Google monitors users and maps their journey as they browse the web. They know when users log into something (e.g. social network) and they know when they end the session by logging out. If a common journey path always starts with a login page, Google will add more significance to the login page in their rankings.

"A login page can start a user on a trajectory, or sequence, of associated pages and may be more significant to the user than the associated pages and, therefore, merit a higher ranking score."

I find this very interesting. In fact, as I write this, we’re setting up a login experiment to see if repeated client access and page engagement impacts the search visibility of the page in any way. Readers of this article can access the login test page with username: moz and password: moz123.

The idea behind my experiment is to have all the signals mentioned in this article ticked off:

  • URL familiarity, direct entry for maximum credit
  • Triggering frequent and repeated access by our clients
  • Expected session length of 30-120 seconds
  • Session length credit up-flow to home page
  • Interactive elements add to engagement (export, chart interaction, filters)

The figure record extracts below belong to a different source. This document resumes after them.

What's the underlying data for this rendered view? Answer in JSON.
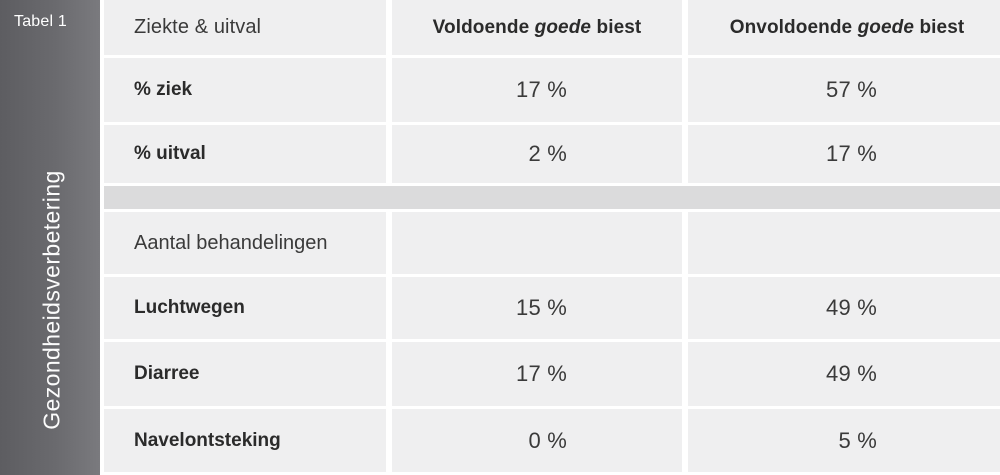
{
  "sidebar": {
    "table_label": "Tabel 1",
    "vertical_title": "Gezondheidsverbetering"
  },
  "header": {
    "left": "Ziekte & uitval",
    "col2": {
      "prefix": "Voldoende",
      "emphasis": "goede",
      "suffix": "biest"
    },
    "col3": {
      "prefix": "Onvoldoende",
      "emphasis": "goede",
      "suffix": "biest"
    }
  },
  "rows_section1": [
    {
      "label": "% ziek",
      "v1": "17 %",
      "v2": "57 %"
    },
    {
      "label": "% uitval",
      "v1": "2 %",
      "v2": "17 %"
    }
  ],
  "section2": {
    "label": "Aantal behandelingen"
  },
  "rows_section2": [
    {
      "label": "Luchtwegen",
      "v1": "15 %",
      "v2": "49 %"
    },
    {
      "label": "Diarree",
      "v1": "17 %",
      "v2": "49 %"
    },
    {
      "label": "Navelontsteking",
      "v1": "0 %",
      "v2": "5 %"
    }
  ],
  "colors": {
    "sidebar_dark": "#5d5d61",
    "cell_bg": "#efeff0",
    "spacer_bg": "#dbdbdc"
  }
}
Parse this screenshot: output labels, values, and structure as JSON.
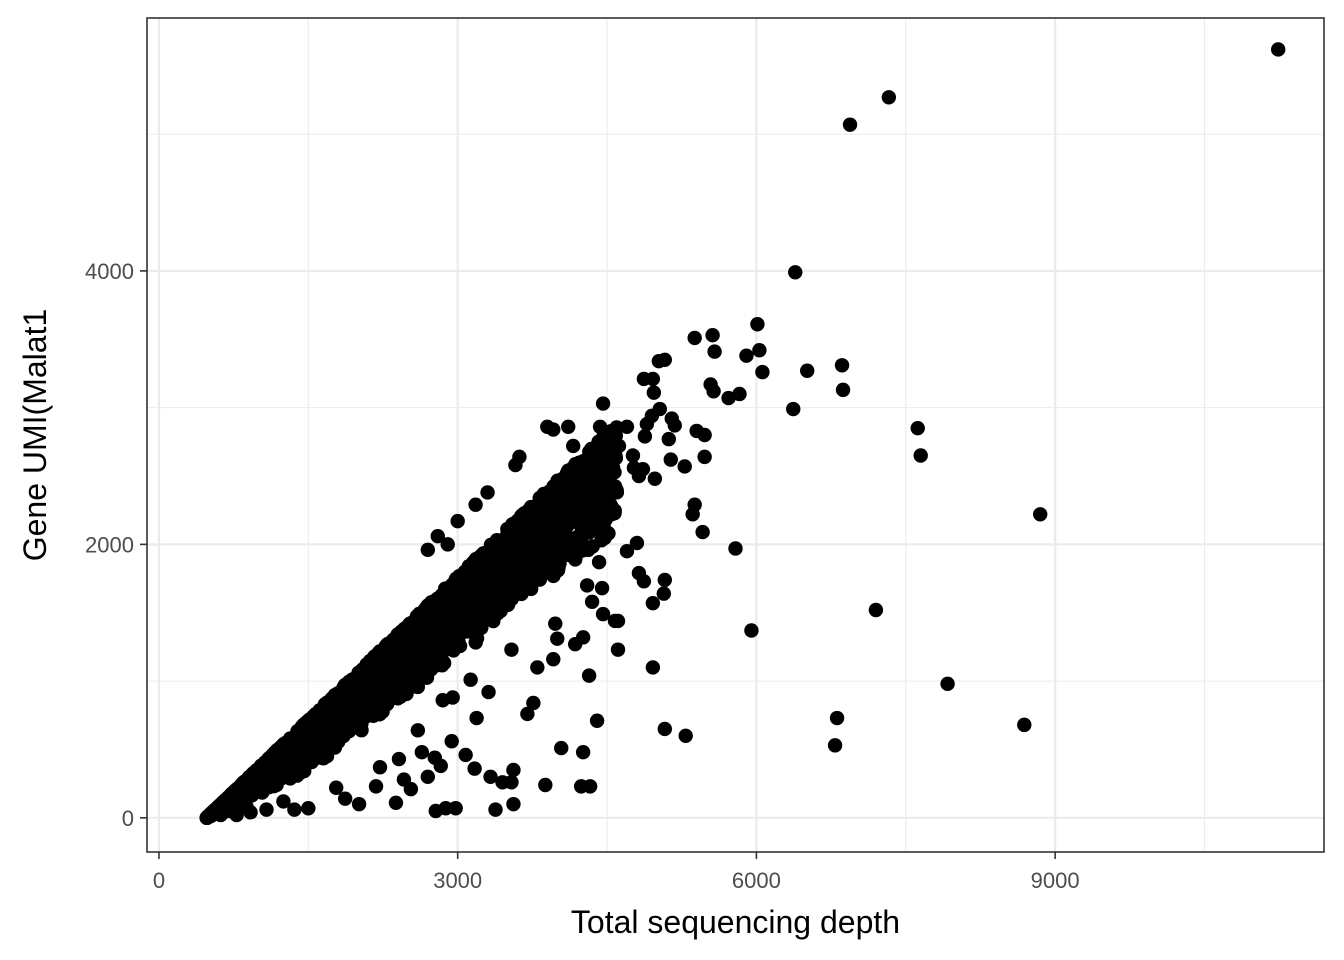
{
  "chart_data": {
    "type": "scatter",
    "title": "",
    "xlabel": "Total sequencing depth",
    "ylabel": "Gene UMI(Malat1",
    "xlim": [
      -120,
      11700
    ],
    "ylim": [
      -250,
      5850
    ],
    "x_ticks": [
      0,
      3000,
      6000,
      9000
    ],
    "x_tick_labels": [
      "0",
      "3000",
      "6000",
      "9000"
    ],
    "y_ticks": [
      0,
      2000,
      4000
    ],
    "y_tick_labels": [
      "0",
      "2000",
      "4000"
    ],
    "grid": true,
    "legend": "none",
    "point_color": "#000000",
    "grid_color": "#ebebeb",
    "panel_border_color": "#333333",
    "dense_band": {
      "description_only_for_generation": false,
      "x_range": [
        480,
        4600
      ],
      "n_points": 3200
    },
    "points": [
      [
        11240,
        5620
      ],
      [
        7330,
        5270
      ],
      [
        6940,
        5070
      ],
      [
        6390,
        3990
      ],
      [
        6010,
        3610
      ],
      [
        5560,
        3530
      ],
      [
        5380,
        3510
      ],
      [
        6030,
        3420
      ],
      [
        5580,
        3410
      ],
      [
        5900,
        3380
      ],
      [
        6860,
        3310
      ],
      [
        6510,
        3270
      ],
      [
        6060,
        3260
      ],
      [
        5540,
        3170
      ],
      [
        5570,
        3120
      ],
      [
        6870,
        3130
      ],
      [
        5830,
        3100
      ],
      [
        5720,
        3070
      ],
      [
        6370,
        2990
      ],
      [
        7620,
        2850
      ],
      [
        5400,
        2830
      ],
      [
        5480,
        2800
      ],
      [
        7650,
        2650
      ],
      [
        5480,
        2640
      ],
      [
        5280,
        2570
      ],
      [
        5380,
        2290
      ],
      [
        5360,
        2220
      ],
      [
        8850,
        2220
      ],
      [
        5460,
        2090
      ],
      [
        5790,
        1970
      ],
      [
        7200,
        1520
      ],
      [
        5950,
        1370
      ],
      [
        4960,
        1100
      ],
      [
        7920,
        980
      ],
      [
        6810,
        730
      ],
      [
        8690,
        680
      ],
      [
        5080,
        650
      ],
      [
        5290,
        600
      ],
      [
        6790,
        530
      ],
      [
        4320,
        1040
      ],
      [
        4400,
        710
      ],
      [
        4040,
        510
      ],
      [
        4260,
        480
      ],
      [
        4330,
        230
      ],
      [
        4240,
        230
      ],
      [
        3880,
        240
      ],
      [
        3560,
        350
      ],
      [
        3540,
        260
      ],
      [
        3450,
        260
      ],
      [
        3380,
        60
      ],
      [
        3560,
        100
      ],
      [
        2780,
        50
      ],
      [
        2880,
        70
      ],
      [
        2980,
        70
      ],
      [
        2010,
        100
      ],
      [
        2380,
        110
      ],
      [
        4700,
        1950
      ],
      [
        4800,
        2010
      ],
      [
        4870,
        1730
      ],
      [
        4960,
        1570
      ],
      [
        5080,
        1740
      ],
      [
        5070,
        1640
      ],
      [
        4580,
        1440
      ],
      [
        4610,
        1440
      ],
      [
        4450,
        1680
      ],
      [
        4610,
        1230
      ],
      [
        4460,
        1490
      ],
      [
        4820,
        1790
      ],
      [
        4350,
        1580
      ],
      [
        4420,
        1870
      ],
      [
        4300,
        1700
      ],
      [
        4820,
        2500
      ],
      [
        4980,
        2480
      ],
      [
        4620,
        2720
      ],
      [
        4700,
        2860
      ],
      [
        4900,
        2880
      ],
      [
        4880,
        2790
      ],
      [
        4760,
        2650
      ],
      [
        5030,
        2990
      ],
      [
        5150,
        2920
      ],
      [
        5180,
        2870
      ],
      [
        5140,
        2620
      ],
      [
        5120,
        2770
      ],
      [
        4950,
        2940
      ],
      [
        4870,
        3210
      ],
      [
        4960,
        3210
      ],
      [
        5020,
        3340
      ],
      [
        5080,
        3350
      ],
      [
        4970,
        3110
      ],
      [
        4460,
        3030
      ],
      [
        4430,
        2860
      ],
      [
        4110,
        2860
      ],
      [
        3900,
        2860
      ],
      [
        4770,
        2560
      ],
      [
        4860,
        2550
      ],
      [
        3540,
        1230
      ],
      [
        3310,
        920
      ],
      [
        3130,
        1010
      ],
      [
        2950,
        880
      ],
      [
        2850,
        860
      ],
      [
        3190,
        730
      ],
      [
        2940,
        560
      ],
      [
        2770,
        440
      ],
      [
        2830,
        380
      ],
      [
        2460,
        280
      ],
      [
        2220,
        370
      ],
      [
        2410,
        430
      ],
      [
        2640,
        480
      ],
      [
        3080,
        460
      ],
      [
        3170,
        360
      ],
      [
        3330,
        300
      ],
      [
        3700,
        760
      ],
      [
        3760,
        840
      ],
      [
        3800,
        1100
      ],
      [
        3960,
        1160
      ],
      [
        4000,
        1310
      ],
      [
        3980,
        1420
      ],
      [
        4260,
        1320
      ],
      [
        4180,
        1270
      ],
      [
        2600,
        640
      ],
      [
        2700,
        300
      ],
      [
        2530,
        210
      ],
      [
        2180,
        230
      ],
      [
        1870,
        140
      ],
      [
        1780,
        220
      ],
      [
        1500,
        70
      ],
      [
        1360,
        60
      ],
      [
        1250,
        120
      ],
      [
        1080,
        60
      ],
      [
        920,
        40
      ],
      [
        880,
        80
      ],
      [
        620,
        20
      ],
      [
        700,
        50
      ],
      [
        780,
        20
      ],
      [
        540,
        40
      ],
      [
        3300,
        2380
      ],
      [
        3180,
        2290
      ],
      [
        3580,
        2580
      ],
      [
        3620,
        2640
      ],
      [
        3960,
        2840
      ],
      [
        4160,
        2720
      ],
      [
        3000,
        2170
      ],
      [
        2800,
        2060
      ],
      [
        2700,
        1960
      ],
      [
        2900,
        2000
      ]
    ]
  }
}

Combining implicit and traditional ranking signals

Google treats various user-generated data with different degrees of importance. Combining implicit signals such as day of the week, active session duration, visit frequency, or type of article with traditional ranking methods improves reliability of search results.

page quality metrics

Impact on SEO

The fact that behaviour signals are on Google’s radar stresses the rising importance of user experience optimisation. Our job is to incentivise users to click, engage, convert, and keep coming back. This complex task requires a multidisciplinary mix, including technical, strategic, and creative skills. We’re being evaluated by both users and search engines, and everything users do on our pages counts. The evaluation starts at the SERP level and follows users during the whole journey throughout your site.

“Good user experience”

Search visibility will never depend on subjective user experience, but on search engines’ interpretation of it. Our most recent research into how people read online shows that users don’t react well when facing large quantities of text (this article included) and will often skim content and leave if they can’t find answers quickly enough. This type of behaviour may send the wrong signals about your page.

My solution was to present all users with a skeletal content form with supplementary content available on-demand through use of hypotext. As a result, our test page (~5000 words) increased the average time per user from 6 to 12 minutes and bounce rate reduced from 90% to 60%. The very article where we published our findings shows clicks, hovers, and scroll depth activity of double or triple values to the rest of our content. To me, this was convincing enough.

clicks

Google’s algorithms disagreed, however, devaluing the content not visible on the page by default. Queries contained within unexpanded parts of the page aren’t bolded in SERP snippets and currently don’t rank as well as pages which copied that same content but made it visible. This is ultimately something Google has to work on, but in the meantime we have to be mindful of this perception gap and make calculated decisions in cases where good user experience doesn’t match Google’s best practices.